Cette dernière réflexion pourrait faire sourire Marie Aline Le Cler, si la présidente de l'Association Dongeoise des Zones à Risques et du PPRT (l'Adzrp) n'était pas constamment préoccupée par la mise en danger des populations et de l'environnement.

"Total a toujours tendance dans ses communications à minimiser les choses mais ce qu'on constate, c'est qu'ils attendent toujours les mises en demeure pour effectuer leurs travaux. Ils les font sous la contrainte".
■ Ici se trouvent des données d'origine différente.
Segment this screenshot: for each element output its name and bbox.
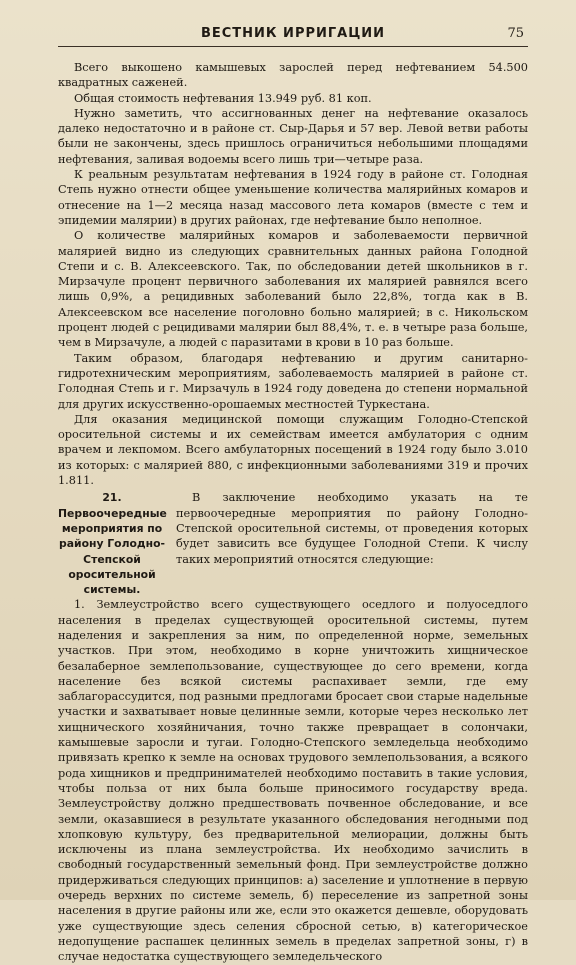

Selon la porte parole des riverains de la raffinerie, l'industriel préfère largement communiquer sur "les 450 millions investis entre l'implantation de l'unité de désulfuration, la nouvelle salle de contrôle unique, la participation au déplacement de la voie ferrée et annoncer un budget de 90 millions pour les travaux du grand arrêt actuel. D'ailleurs quand on a des réunions de "dialogue riverain", c'est bien simple on ne parle que de ce qui va bien, mais Total met la poussière sur le tapis"

Ce que Marie Aline Le Cler observe année après année contraste avec la communication positive que diffuse l'entreprise.

"On a l'impression que les choses se dégradent au fur et à mesure que les installations vieillissent. Les chiffres parlent d'eux mêmes. Entre 1982 et 2011, 25 incidents ont été répertoriés à la raffinerie. Et entre 2012 et 2021, 40 ! En 2018, et 2019 on a recensé 7 événements par an. Alors évidemment ce ne sont pas toujours des incidents de grande ampleur mais ce sont en grande partie des fuites"...dont le public n'est pas toujours avisé.

Exemple, c'est en décryptant un rapport de la DREAL que les membres de l'association ont découvert qu'une fuite d'essence avait eu lieu en novembre 2020 dans la zone des Bossènes. "ça, personne n'en a parlé, ajoute Marie Aline Le Cler,  et ce sont quand même 20 à 30 000 litres d'essence qui sont partis dans le fossé".

Mise à l'arrêt jusqu'en mars 2022, la raffinerie procède actuellement à des remplacements d'équipements indique encore la direction qui n'a pas souhaité communiquer d'éléments sur le budget que l'entreprise devra consacrer à la sécurisation de ses canalisations.